La Banque africaine de développement (BAD) et le Bureau international du travail (BIT) rencontrent les pays membres de la Communauté économique des États de l’Afrique centrale (CEEAC) à Brazzaville, afin de développer le potentiel des économies rurales de la sous-région en investissant in capital humain et acceptabilité des jeunes dans le secteur agricole.

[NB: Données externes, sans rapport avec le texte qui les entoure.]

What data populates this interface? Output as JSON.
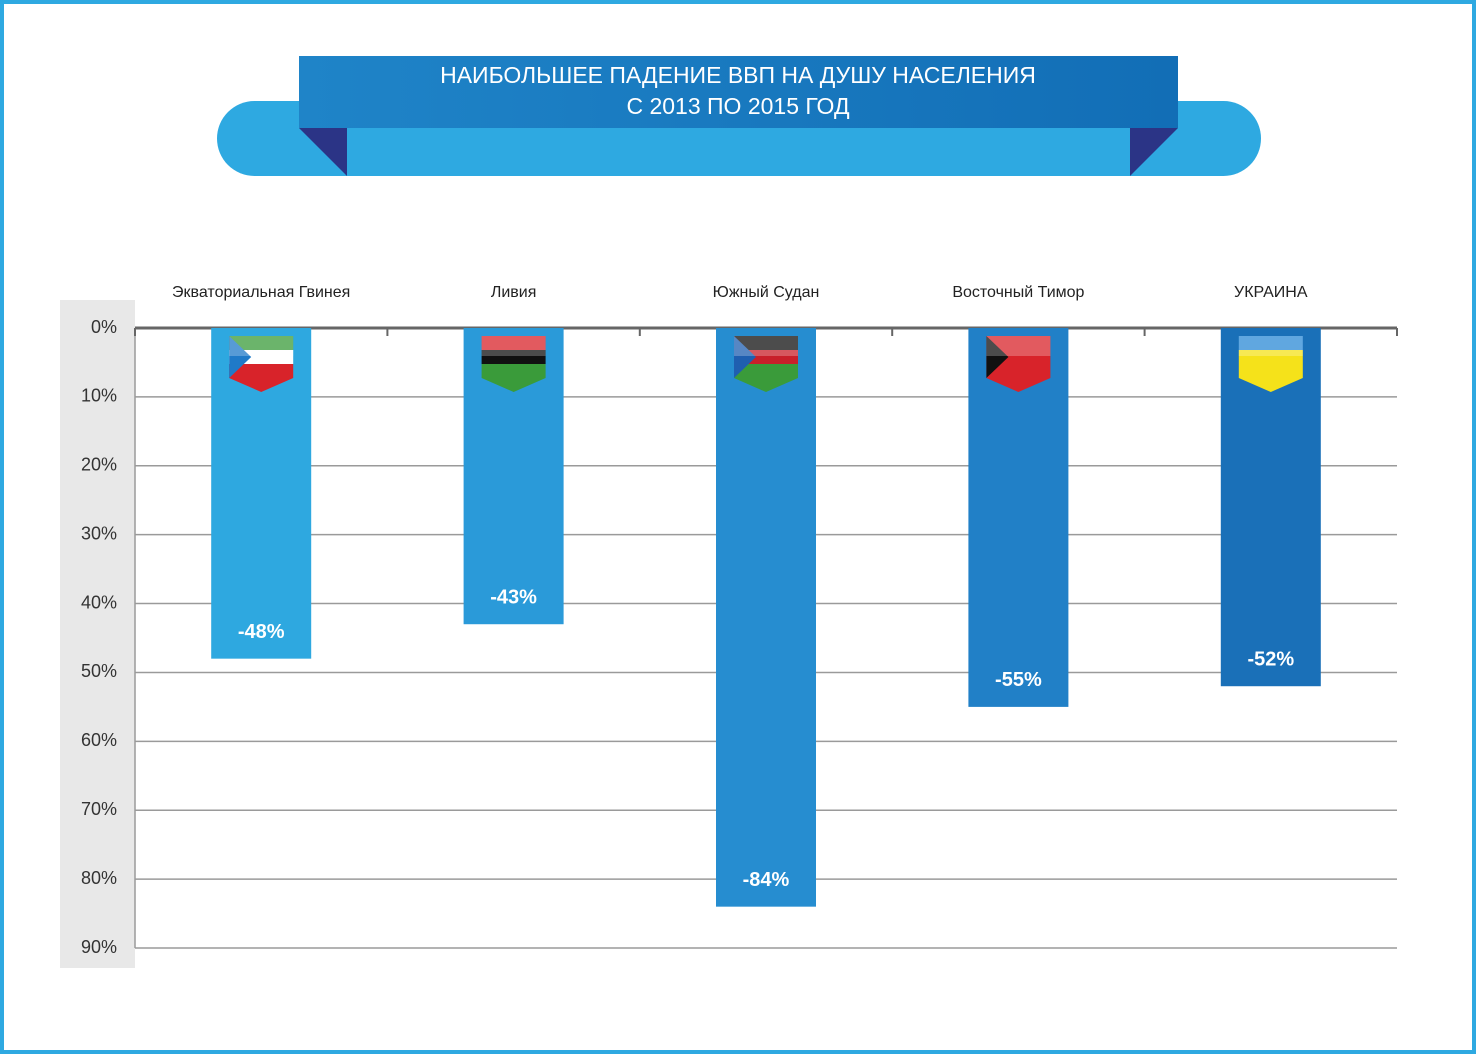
{
  "chart_data": {
    "type": "bar",
    "title": [
      "НАИБОЛЬШЕЕ ПАДЕНИЕ ВВП НА ДУШУ НАСЕЛЕНИЯ",
      "С 2013 ПО 2015 ГОД"
    ],
    "categories": [
      "Экваториальная Гвинея",
      "Ливия",
      "Южный Судан",
      "Восточный Тимор",
      "УКРАИНА"
    ],
    "values": [
      -48,
      -43,
      -84,
      -55,
      -52
    ],
    "value_labels": [
      "-48%",
      "-43%",
      "-84%",
      "-55%",
      "-52%"
    ],
    "colors": [
      "#2ea8e0",
      "#2a9ad9",
      "#268dd0",
      "#2180c7",
      "#1a70b8"
    ],
    "ylim": [
      0,
      -90
    ],
    "yticks": [
      {
        "value": 0,
        "label": "0%"
      },
      {
        "value": -10,
        "label": "10%"
      },
      {
        "value": -20,
        "label": "20%"
      },
      {
        "value": -30,
        "label": "30%"
      },
      {
        "value": -40,
        "label": "40%"
      },
      {
        "value": -50,
        "label": "50%"
      },
      {
        "value": -60,
        "label": "60%"
      },
      {
        "value": -70,
        "label": "70%"
      },
      {
        "value": -80,
        "label": "80%"
      },
      {
        "value": -90,
        "label": "90%"
      }
    ],
    "grid": true
  }
}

The General Manager of the European Bank, Ousmane Doré, a souligné le déséquilibre croissant entre zones rurales et zones urbaines dans la sous-région (CEEAC, ndlr) ‘absence d’opportunités fragilisantes à la situation des jeunes des campagnes.
« Menaces for the exode rural » de leurs forces vives, de leurs zones avec leur potentiel économique en pâtir », a déclaré Doré. Le secteur agricole emploie environ deux tiers de la population, soit dans la production, soit dans la chaîne de valeur.
Par conséquent, il est nécessaire et urgent de trouver des solutions pour améliorer les compétences des jeunes, ainsi que leur employabilité dans le secteur agricole, qui reste un gros pourvoyeur, en milieu rural, un exhorté, M. Doré.
Young population in country in Central Africa on the Power of Economic Development for Social Policy, in the region, for the Regional Director for the International Region of the Working, Cynthia Samuel-Olajuwon.
« Il est essentiel que les jeunes femmes et les hommes dans les économies rurales deviennent les catalyseurs de la croissance et du développement durable (…). Une telle transformation associée à la croissance de l’emploi n’est pas automatique. Il faut des orientations claires et un soutien adéquat », soulignera-t-elle.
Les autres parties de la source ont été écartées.